Namun, di benaknya muncul gambaran saat malam pernikahan mereka, ketika Jeremy dengan dingin mengatakan kalau dia berani melewati batasan antar mereka, pria itu akan membuat dirinya merasakan akibatnya.

Seketika Thasia tersadar, dia segera menangkap tangan Jeremy yang bergerak dengan liar, berusaha menolaknya. "Jangan, aku sedang nggak ingin!"

Hasrat Jeremy seketika hilang karena penolakannya, melihat Thasia ketakutan, ekspresinya pun menjadi dingin. "Thasia, aku sudah memberimu kesempatan tapi kamu yang nggak mau."

Sikap dingin pria itu membuat Thasia kecewa. "Aku nggak menginginkannya."

Jeremy menutup bibirnya, dia menarik tangannya sambil bergerak berdiri, membelakanginya, lalu berkata dengan dingin "Kamu juga tahu alasan kita menikah karena apa, jadi jangan pernah mengharapkan sesuatu dariku."

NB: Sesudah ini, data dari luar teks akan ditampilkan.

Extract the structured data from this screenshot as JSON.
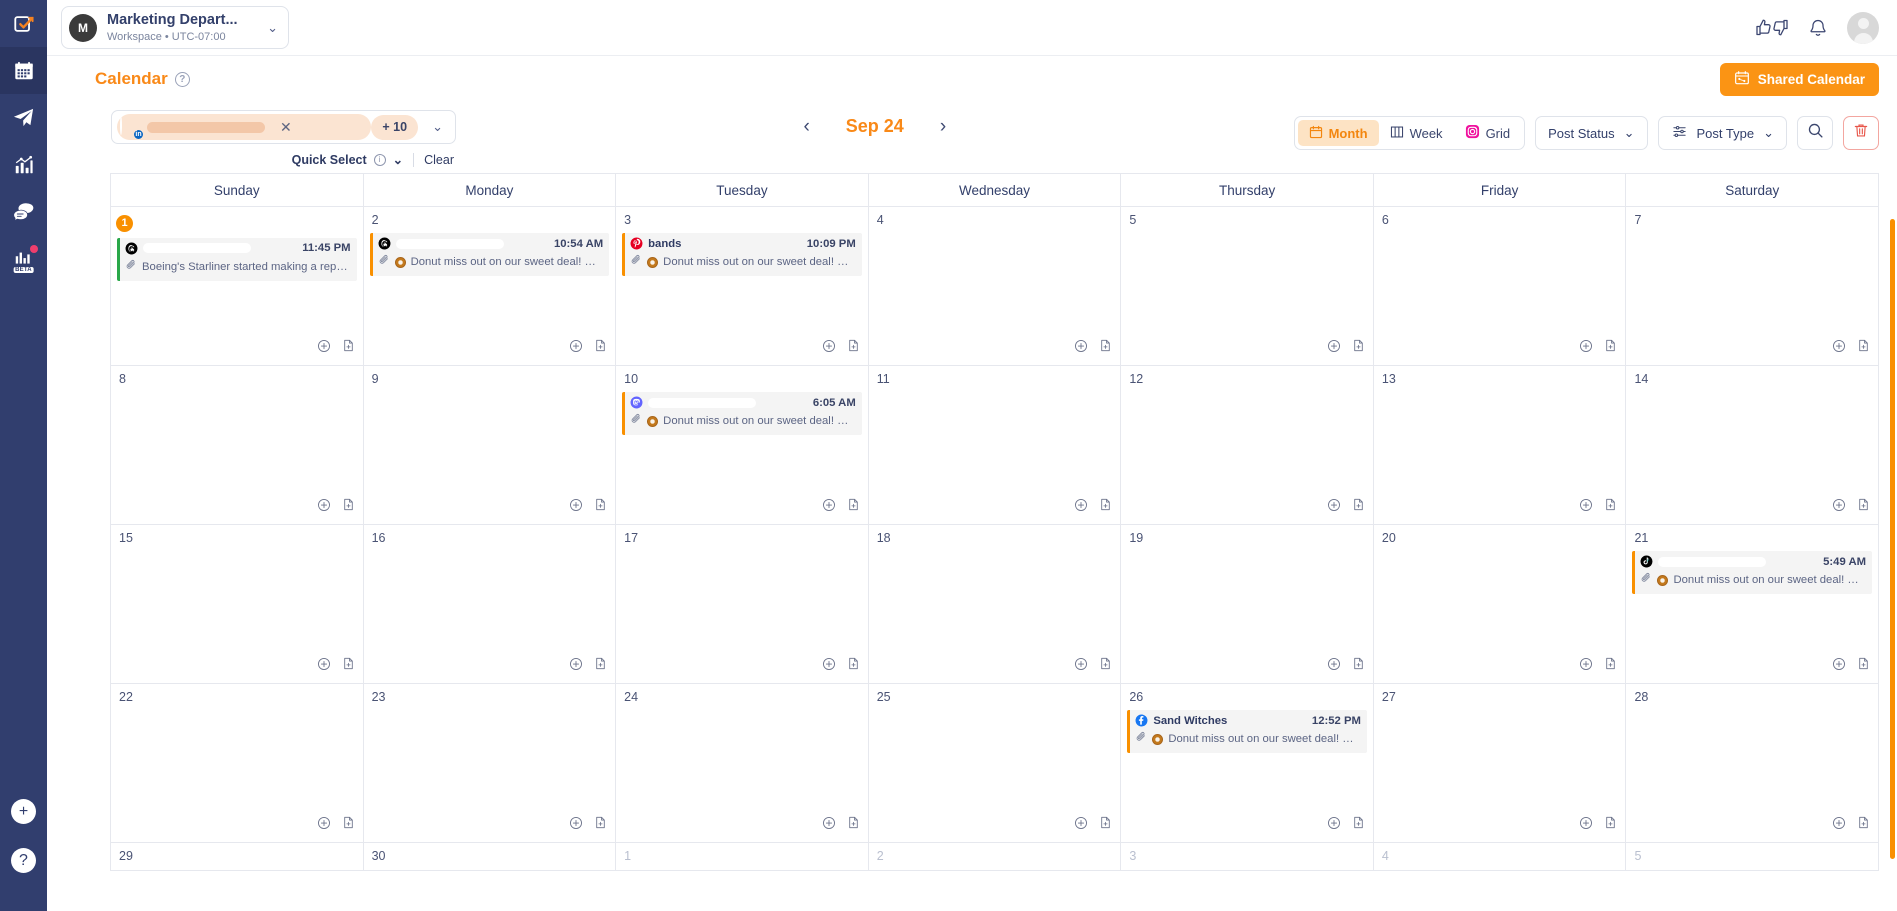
{
  "sidebar": {
    "items": [
      {
        "name": "compose",
        "icon": "compose-icon",
        "active": false
      },
      {
        "name": "calendar",
        "icon": "calendar-icon",
        "active": true
      },
      {
        "name": "publish",
        "icon": "paper-plane-icon",
        "active": false
      },
      {
        "name": "analytics",
        "icon": "analytics-chart-icon",
        "active": false
      },
      {
        "name": "engage",
        "icon": "chat-bubbles-icon",
        "active": false
      },
      {
        "name": "beta-reports",
        "icon": "bar-chart-beta-icon",
        "active": false,
        "badge": "BETA",
        "dot": true
      }
    ],
    "bottom": [
      {
        "name": "add",
        "label": "+"
      },
      {
        "name": "help",
        "label": "?"
      }
    ]
  },
  "topbar": {
    "workspace_initial": "M",
    "workspace_name": "Marketing Depart...",
    "workspace_sub": "Workspace • UTC-07:00",
    "chevron": "⌄",
    "icons": [
      "thumbs-up-down-icon",
      "bell-icon",
      "user-avatar"
    ]
  },
  "header": {
    "title": "Calendar",
    "help": "?",
    "shared_calendar_label": "Shared Calendar"
  },
  "toolbar": {
    "account_chip": {
      "avatar_badge": "in",
      "name_redacted": "",
      "remove": "✕",
      "more_count": "+ 10",
      "chevron": "⌄"
    },
    "quick_select_label": "Quick Select",
    "quick_select_info": "i",
    "quick_select_chevron": "⌄",
    "clear_label": "Clear",
    "date_prev": "‹",
    "date_label": "Sep 24",
    "date_next": "›",
    "views": [
      {
        "label": "Month",
        "icon": "calendar-icon",
        "active": true
      },
      {
        "label": "Week",
        "icon": "columns-icon",
        "active": false
      },
      {
        "label": "Grid",
        "icon": "instagram-icon",
        "active": false
      }
    ],
    "post_status_label": "Post Status",
    "post_status_chevron": "⌄",
    "post_type_label": "Post Type",
    "post_type_chevron": "⌄",
    "search_icon": "search-icon",
    "delete_icon": "trash-icon"
  },
  "calendar": {
    "weekdays": [
      "Sunday",
      "Monday",
      "Tuesday",
      "Wednesday",
      "Thursday",
      "Friday",
      "Saturday"
    ],
    "weeks": [
      [
        {
          "day": "1",
          "today": true,
          "events": [
            {
              "network": "threads",
              "account": "",
              "redacted": true,
              "time": "11:45 PM",
              "text": "Boeing's Starliner started making a repeati...",
              "bar": "#2aa84a",
              "attachment": true,
              "donut": false
            }
          ]
        },
        {
          "day": "2",
          "events": [
            {
              "network": "threads",
              "account": "",
              "redacted": true,
              "time": "10:54 AM",
              "text": "Donut miss out on our sweet deal! Get...",
              "bar": "#f99000",
              "attachment": true,
              "donut": true
            }
          ]
        },
        {
          "day": "3",
          "events": [
            {
              "network": "pinterest",
              "account": "bands",
              "redacted": false,
              "time": "10:09 PM",
              "text": "Donut miss out on our sweet deal! Get...",
              "bar": "#f99000",
              "attachment": true,
              "donut": true
            }
          ]
        },
        {
          "day": "4",
          "events": []
        },
        {
          "day": "5",
          "events": []
        },
        {
          "day": "6",
          "events": []
        },
        {
          "day": "7",
          "events": []
        }
      ],
      [
        {
          "day": "8",
          "events": []
        },
        {
          "day": "9",
          "events": []
        },
        {
          "day": "10",
          "events": [
            {
              "network": "mastodon",
              "account": "",
              "redacted": true,
              "time": "6:05 AM",
              "text": "Donut miss out on our sweet deal! Get...",
              "bar": "#f99000",
              "attachment": true,
              "donut": true
            }
          ]
        },
        {
          "day": "11",
          "events": []
        },
        {
          "day": "12",
          "events": []
        },
        {
          "day": "13",
          "events": []
        },
        {
          "day": "14",
          "events": []
        }
      ],
      [
        {
          "day": "15",
          "events": []
        },
        {
          "day": "16",
          "events": []
        },
        {
          "day": "17",
          "events": []
        },
        {
          "day": "18",
          "events": []
        },
        {
          "day": "19",
          "events": []
        },
        {
          "day": "20",
          "events": []
        },
        {
          "day": "21",
          "events": [
            {
              "network": "tiktok",
              "account": "",
              "redacted": true,
              "time": "5:49 AM",
              "text": "Donut miss out on our sweet deal! Get...",
              "bar": "#f99000",
              "attachment": true,
              "donut": true
            }
          ]
        }
      ],
      [
        {
          "day": "22",
          "events": []
        },
        {
          "day": "23",
          "events": []
        },
        {
          "day": "24",
          "events": []
        },
        {
          "day": "25",
          "events": []
        },
        {
          "day": "26",
          "events": [
            {
              "network": "facebook",
              "account": "Sand Witches",
              "redacted": false,
              "time": "12:52 PM",
              "text": "Donut miss out on our sweet deal! Get...",
              "bar": "#f99000",
              "attachment": true,
              "donut": true
            }
          ]
        },
        {
          "day": "27",
          "events": []
        },
        {
          "day": "28",
          "events": []
        }
      ],
      [
        {
          "day": "29",
          "muted": false,
          "events": []
        },
        {
          "day": "30",
          "muted": false,
          "events": []
        },
        {
          "day": "1",
          "muted": true,
          "events": []
        },
        {
          "day": "2",
          "muted": true,
          "events": []
        },
        {
          "day": "3",
          "muted": true,
          "events": []
        },
        {
          "day": "4",
          "muted": true,
          "events": []
        },
        {
          "day": "5",
          "muted": true,
          "events": []
        }
      ]
    ],
    "cell_add_icon": "plus-circle-icon",
    "cell_doc_icon": "document-plus-icon"
  },
  "colors": {
    "accent": "#f98918",
    "sidebar": "#313e6e",
    "today": "#f99000",
    "green_bar": "#2aa84a",
    "orange_bar": "#f99000",
    "danger": "#e8564a"
  }
}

Jeremy merapikan pakaiannya dan berjalan keluar.

Seketika kamar itu menjadi hening. Thasia tercengang di tempatnya tanpa bisa bergerak.

Thasia hanya merasa sangat dingin. Dia terduduk, kedua tangannya memeluk kaki hingga tubuhnya membentuk sebuah bola, dengan begini dia baru merasa tidak akan tersakiti.

Thasia tahu akan hal itu, walau sudah tahu tetap saja dia merasa sakit mendengar kata-kata pria itu.

Pernikahan mereka bukan berdasarkan cinta, dia tidak bisa berharap apa-apa.

Thasia berpikir, kalau tidak ada pernikahan ini, mungkin dia bisa hidup dengan lebih baik, tidak perlu terikat dengannya selama tiga tahun. Dia juga bisa melupakan perasaannya dan mencintai orang lain.

Dia menutup matanya. Seketika dia merasa lelah, entah kapan perasaan kecewa dan sakit ini berakhir.

Tanpa sadar Thasia tertidur, tapi dia tiba-tiba mendengar suara, dia pun terbangun lagi.

Di bawah cahaya lampu redup dia melihat seseorang berjalan dengan terhuyung-huyung ke arah kasur, sebelum dia bereaksi, orang itu sudah memeluknya.

Pelukannya itu sangat kuat, seakan-akan takut kehilangan dirinya.